While I was unknowing and asleep, my mom had packed her bags in Chapel Hill for a 13-hour drive and indefinite stay in Chicago with her daughter, son-in-law and newborn granddaughter. She had left at 4 a.m. We would have called her with reports from the hospital to keep her awake, but my mom doesn't touch her phone when she drives. She had survived cancer with a stem-cell transplant from her sister. She doesn't take chances.

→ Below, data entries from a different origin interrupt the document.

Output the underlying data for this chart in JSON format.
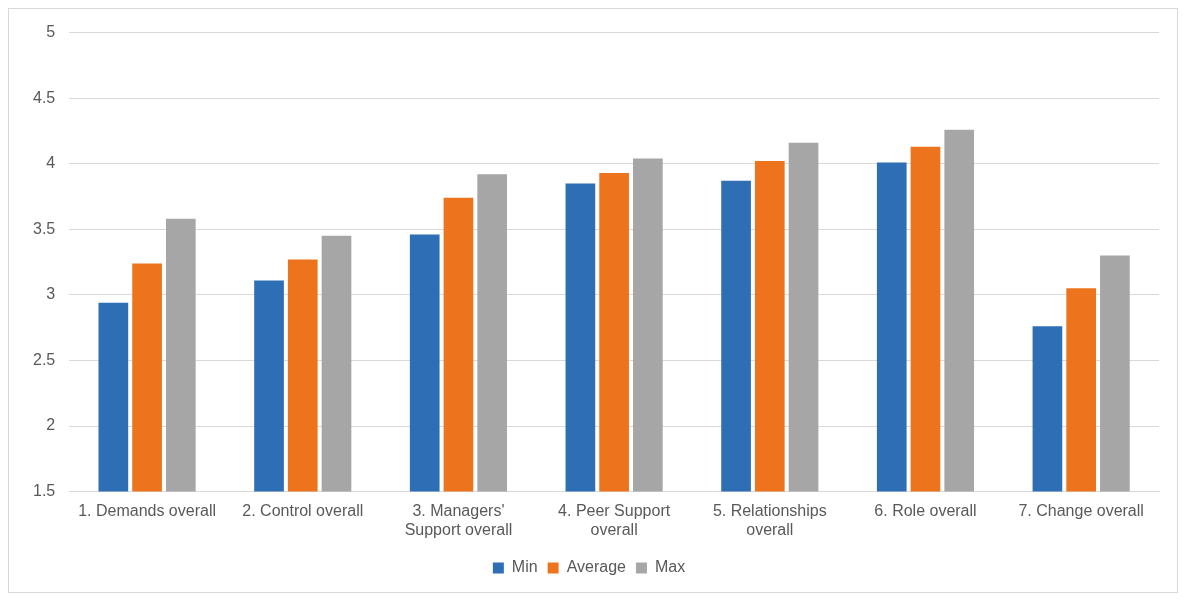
{
  "chart_data": {
    "type": "bar",
    "categories": [
      "1. Demands overall",
      "2. Control overall",
      "3. Managers' Support overall",
      "4. Peer Support overall",
      "5. Relationships overall",
      "6. Role overall",
      "7. Change overall"
    ],
    "series": [
      {
        "name": "Min",
        "color": "#2e6eb5",
        "values": [
          2.94,
          3.11,
          3.46,
          3.85,
          3.87,
          4.01,
          2.76
        ]
      },
      {
        "name": "Average",
        "color": "#ed741c",
        "values": [
          3.24,
          3.27,
          3.74,
          3.93,
          4.02,
          4.13,
          3.05
        ]
      },
      {
        "name": "Max",
        "color": "#a6a6a6",
        "values": [
          3.58,
          3.45,
          3.92,
          4.04,
          4.16,
          4.26,
          3.3
        ]
      }
    ],
    "ylim": [
      1.5,
      5
    ],
    "yticks": [
      1.5,
      2,
      2.5,
      3,
      3.5,
      4,
      4.5,
      5
    ],
    "grid": "y",
    "legend": "bottom"
  }
}
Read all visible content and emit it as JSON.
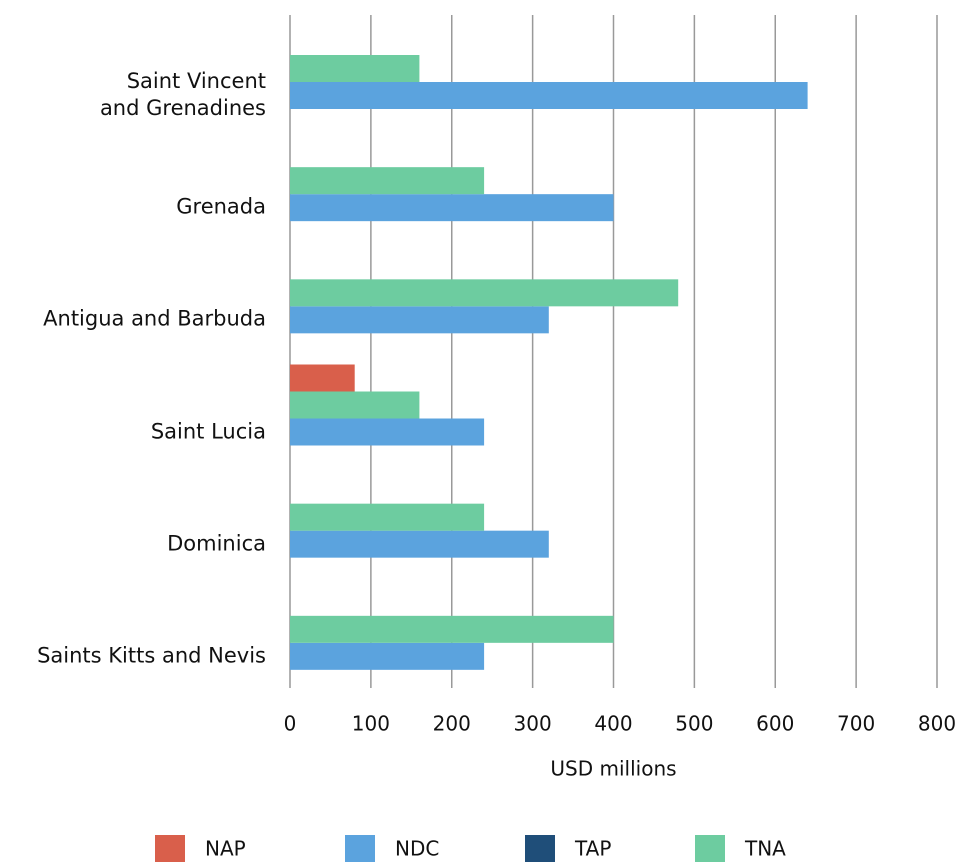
{
  "chart_data": {
    "type": "barh",
    "categories": [
      "Saint Vincent\nand Grenadines",
      "Grenada",
      "Antigua and Barbuda",
      "Saint Lucia",
      "Dominica",
      "Saints Kitts and Nevis"
    ],
    "series": [
      {
        "name": "NAP",
        "color": "#d95f4b",
        "values": [
          null,
          null,
          null,
          80,
          null,
          null
        ]
      },
      {
        "name": "NDC",
        "color": "#5ba3de",
        "values": [
          640,
          400,
          320,
          240,
          320,
          240
        ]
      },
      {
        "name": "TAP",
        "color": "#1f4e79",
        "values": [
          null,
          null,
          null,
          null,
          null,
          null
        ]
      },
      {
        "name": "TNA",
        "color": "#6dcca0",
        "values": [
          160,
          240,
          480,
          160,
          240,
          400
        ]
      }
    ],
    "xlabel": "USD millions",
    "xlim": [
      0,
      800
    ],
    "xticks": [
      0,
      100,
      200,
      300,
      400,
      500,
      600,
      700,
      800
    ],
    "grid": true,
    "legend": "bottom"
  }
}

When we all walked in together, Jane wasn't on Jaylyn's lap. My mom's attention went straight to her daughter, and I think she momentarily forgot who else was in the room. Jaylyn pointed to the nearby bassinet, and my mom walked to it.

She looked and smiled at her granddaughter, Jane Eloise Stenta, for a long time. A week later she wrote:
When I looked at Jane, she was so tiny and real. I loved her so much, as much as I love you and Jaylyn. I never thought it was possible to love anyone else like that. I also thought what a perfect little miracle she was. I couldn't take my eyes off of her.
I do not know what my family did to deserve any of this. The last five years taught me that so much of life is out of our hands. Sometimes good things happen, and sometimes bad things happen. All we can do is let each other know that we love each other.

After all, Jane is only beginning to understand how much we love her. I'd better call my sister to tell her again.